The deal, expected to close in the fourth quarter, includes the Marathon-operated Alvheim floating production, storage and offloading (FPSO) vessel, 10 company-operated licenses, and several non-operated licenses in the Norwegian North Sea. In 2013, the company’s net production in Norway averaged 80,000 boe/d.
This is the latest move executed by Marathon in a series of divestitures and acquisitions. The company in September 2013 agreed to sell 10% interest in offshore Angola Block 32 for $590 million, and then reported plans to buy 4,800 net acres in the South Texas Eagle Ford shale for $97 million (OGJ Online, Sept. 10, 2013).
Last month, Marathon subsidiary Speedway agreed to acquire Hess Retail Holdings LLC from Hess Corp. for $2.87 billion (OGJ Online, May 22, 2014).
"Since becoming an independent E&P company in 2011, Marathon Oil has executed $6.2 billion of strategic divestitures, repositioning the portfolio for future growth and profitability,” said Lee M. Tillman, Marathon Oil president and chief executive officer.
"Marathon Oil has a deep inventory across three high-quality US resource plays with expanding opportunities to further accelerate activity.
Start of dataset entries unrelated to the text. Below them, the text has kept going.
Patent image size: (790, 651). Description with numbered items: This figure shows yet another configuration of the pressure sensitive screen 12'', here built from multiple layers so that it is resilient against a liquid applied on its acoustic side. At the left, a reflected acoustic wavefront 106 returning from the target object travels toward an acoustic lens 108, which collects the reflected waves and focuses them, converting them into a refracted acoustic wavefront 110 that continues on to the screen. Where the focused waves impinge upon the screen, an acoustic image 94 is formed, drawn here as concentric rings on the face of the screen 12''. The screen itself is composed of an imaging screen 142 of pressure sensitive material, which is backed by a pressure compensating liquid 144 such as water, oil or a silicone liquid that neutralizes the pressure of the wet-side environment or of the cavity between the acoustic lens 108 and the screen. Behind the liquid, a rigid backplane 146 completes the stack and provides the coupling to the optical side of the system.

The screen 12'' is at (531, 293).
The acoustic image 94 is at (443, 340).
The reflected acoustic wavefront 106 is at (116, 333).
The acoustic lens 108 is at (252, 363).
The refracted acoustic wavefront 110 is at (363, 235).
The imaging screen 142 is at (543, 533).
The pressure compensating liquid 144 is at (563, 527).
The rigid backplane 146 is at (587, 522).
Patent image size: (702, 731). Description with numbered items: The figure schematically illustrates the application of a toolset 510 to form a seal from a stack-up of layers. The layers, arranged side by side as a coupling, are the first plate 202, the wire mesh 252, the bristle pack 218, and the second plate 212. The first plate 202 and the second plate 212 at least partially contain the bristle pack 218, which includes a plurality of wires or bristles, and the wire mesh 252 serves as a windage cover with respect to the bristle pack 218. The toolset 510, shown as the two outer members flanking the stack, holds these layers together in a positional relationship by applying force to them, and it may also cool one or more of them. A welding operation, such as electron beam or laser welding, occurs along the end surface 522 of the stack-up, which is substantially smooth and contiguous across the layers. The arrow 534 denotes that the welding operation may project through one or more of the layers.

Such organic growth will be our first priority for additional capital allocation,” he added.
Entering the year, the company reported that more than $3.6 billion of its 2014 $5.9 billion capital, investment, and exploration budget would be allocated to resource plays as the company expects more than 30% growth from 2013 in production in the Eagle Ford, Bakken, and Oklahoma Woodford (OGJ Online, Dec. 11, 2013).
Marathon also has elected to retain its UK North Sea business after receiving “no acceptable offer.”